L’exode urbain depuis les villages pauvres du Pendjab jusqu’aux banlieues précaires de Lahore amène les familles catholiques à se soutenir mutuellement dans leur quête pour la survie. Les difficultés ne manquent pas, entre l’illettrisme, l’alcoolisme, la malnutrition ou encore les problèmes de santé liés aux eaux polluées. Mais pour le père Francis Gulzar, vicaire général de Lahore, ils préfèrent vivre dans les bidonvilles chrétiens où ils peuvent louer à bas prix, vivre près de leurs proches et pratiquer leur foi librement dans leur propre communauté.

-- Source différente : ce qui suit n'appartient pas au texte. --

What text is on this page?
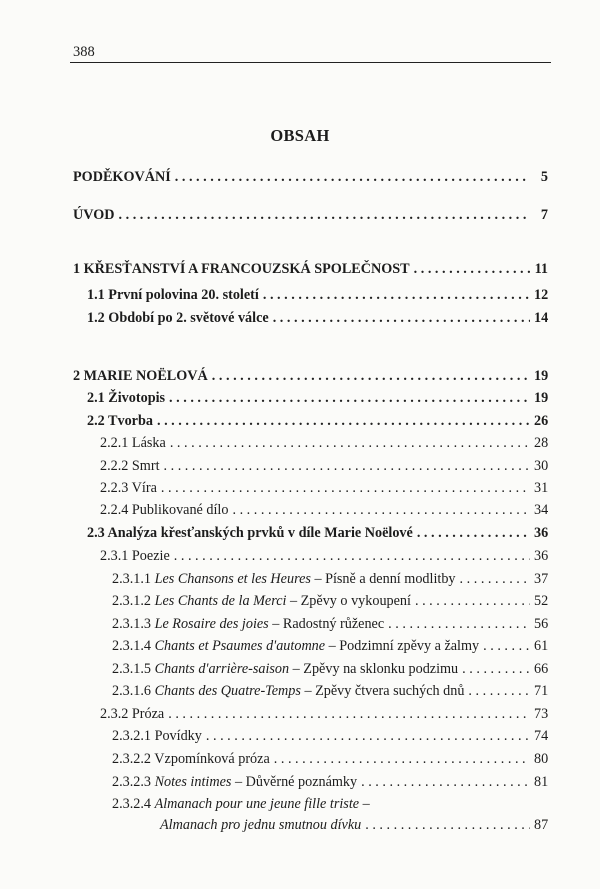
388
OBSAH
PODĚKOVÁNÍ . . .	5
ÚVOD . . .	7
1 KŘESŤANSTVÍ A FRANCOUZSKÁ SPOLEČNOST . . .	11
1.1 První polovina 20. století . . .	12
1.2 Období po 2. světové válce . . .	14
2 MARIE NOËLOVÁ . . .	19
2.1 Životopis . . .	19
2.2 Tvorba . . .	26
2.2.1 Láska . . .	28
2.2.2 Smrt . . .	30
2.2.3 Víra . . .	31
2.2.4 Publikované dílo . . .	34
2.3 Analýza křesťanských prvků v díle Marie Noëlové . . .	36
2.3.1 Poezie . . .	36
2.3.1.1 Les Chansons et les Heures – Písně a denní modlitby . . .	37
2.3.1.2 Les Chants de la Merci – Zpěvy o vykoupení . . .	52
2.3.1.3 Le Rosaire des joies – Radostný růženec . . .	56
2.3.1.4 Chants et Psaumes d'automne – Podzimní zpěvy a žalmy . . .	61
2.3.1.5 Chants d'arrière-saison – Zpěvy na sklonku podzimu . . .	66
2.3.1.6 Chants des Quatre-Temps – Zpěvy čtvera suchých dnů . . .	71
2.3.2 Próza . . .	73
2.3.2.1 Povídky . . .	74
2.3.2.2 Vzpomínková próza . . .	80
2.3.2.3 Notes intimes – Důvěrné poznámky . . .	81
2.3.2.4 Almanach pour une jeune fille triste –
Almanach pro jednu smutnou dívku . . .	87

Samuel Daniel, catholique, était fermier jusqu’en 2011 avant qu’il ne déménage à Lahore, la capitale de la province du Pendjab dans l’est du Pakistan. « Un jour, je labourais de nuit quand quelque chose m’a mordu », raconte Samuel. « Le jour suivant, ma jambe droite avait enflé et avait atteint la taille d’un tronc d’arbre. J’ai passé les mois suivants à essayer plusieurs traitements, mais la situation n’a fait qu’empirer. » Daniel, 43 ans, confie que pour éviter l’amputation, il a vendu sa maison pour payer l’opération chirurgicale dont il avait besoin. Les médecins ont pu soigner sa jambe, mais il n’est pas parvenu à sauver son gagne-pain et il s’est retrouvé endetté. Il ne pouvait pas payer les trois repas par jour de ses quatre enfants et leurs frais de scolarité. Il a donc quitté son village d’Amritnagar, au Pendjab, pour rejoindre la colonie de Bahar, un bidonville chrétien dans les environs de Lahore, situé près d’une sortie d’égout. Samuel fait partie des millions de villageois qui sont venus dans les grandes villes telles que Lahore ou Karachi pour y chercher une sortie de la pauvreté.
Il travaille dans le bâtiment pour des petits boulots au jour le jour, et il loue une petite maison dans une petite rue crasseuse. Il n’a pas les moyens de retourner dans les champs et de retrouver l’air frais de son village. Les travaux de construction s’arrêtent les jours de pluie, la saison de la mousson réduit donc ses revenus de façon significative. À cause de sa jambe affaiblie, il lui arrive parfois de tomber en portant de lourdes charges comme du béton ou des briques. Il est encore réticent à l’idée d’envoyer ses enfants dans les écoles publiques, même si celles-ci fournissent gratuitement l’éducation, les manuels scolaires et des uniformes. « Seules les écoles chrétiennes proposent des cours de catéchisme. Je veux que mes enfants puissent étudier dans un environnement chrétien, où ils peuvent prendre confiance en eux aux côtés de camarades avec qui ils puissent être sur un pied d’égalité », explique-t-il.
Les enfants de Daniel vont dans une école protestante qui propose une éducation gratuite, mais il a quand même du mal à payer les manuels et fournitures scolaires. Selon le père Francis Gulzar, vicaire général de Lahore, les chrétiens pauvres préfèrent en général vivre dans les bidonvilles où ils peuvent louer à bas prix et rester près de leurs proches. « Ils se sentent plus en sécurité quand ils peuvent pratiquer leur foi librement dans leur propre communauté. Aucun autre quartier de la ville ne propose des boutiques chrétiennes, des chaînes de télévision chrétiennes, des rues où l’on peut entendre résonner de la musique gospel », assure le père Gulzar, qui est également curé de la paroisse Saint-Jean de Youhanabad, le plus grand quartier chrétien comptant près de 150 000 fidèles. En plus de l’école du dimanche, le diocèse récolte des fonds pour lancer un service télévisé catholique. La paroisse a l’habitude de diffuser les célébrations en direct sur Facebook. « Durant la semaine, le nombre de ‘likes’ peut atteindre 37 000 », ajoute le père Gulzar.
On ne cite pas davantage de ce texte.